The French and Brazilian governments have had some cultural preservation projects in the Wayana villages, but unfortunately nothing of a sustainable nature. The elders still possess ancient and traditional knowledge, but this knowledge is fading quickly. As the possibility of losing this knowledge rises, it is very important that we record these tales and stories as soon as possible, so that we preserve it for generations to come. Luckily, in recent years we have become more aware of the value of our cultural heritage.


FPIC and Engagement Protocol; how to work with the Wayana Indigenous

The Wayana Indigenous Peoples have never been colonized, as all its communities are located in the remote and dense areas of the Northern Amazon region of South America. The Wayana are proudly indigenous, and fought many wars with other Indigenous tribes, not even that long ago, to defend and conquer the territories in which they still live today.

The Wayana are a curious people and always want to get acquainted with other people, communities, and cultures. However, we demand respect; nobody possesses the right to tell us what we must do, or how to live our lives. We make our own decisions on our own terms.

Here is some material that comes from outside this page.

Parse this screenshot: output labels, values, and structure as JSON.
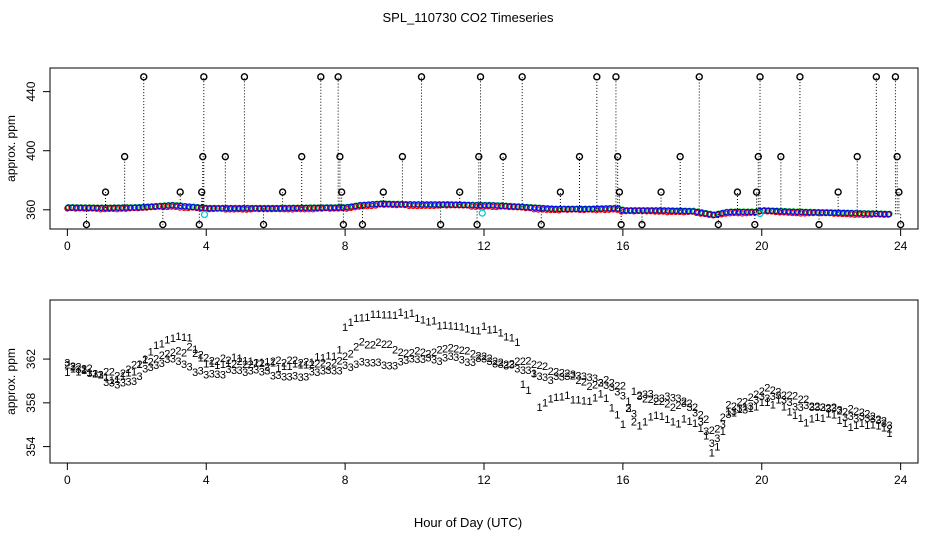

Many, especially conservation organizations, have in recent years tried to convince us to live our lives differently. From our side, the response has always been: why? We have lived in our territories for many centuries, and possess all the traditional knowledge about our forest, animals, and nature. This leaves us to wonder: who are you to tell us what we should do? The forest still exists today thanks to us, WE are the forest!

It is true; we strive for development, but NOTHING ABOUT US, WITHOUT US! We want partners, not colonizers. As such, we have developed our own engagement protocol, based on the UN Indigenous right and FPIC guidelines: the Wayana Consultation Protocol. If organizations want to work with us, simply respect our rights, and we can become friends for many years to come.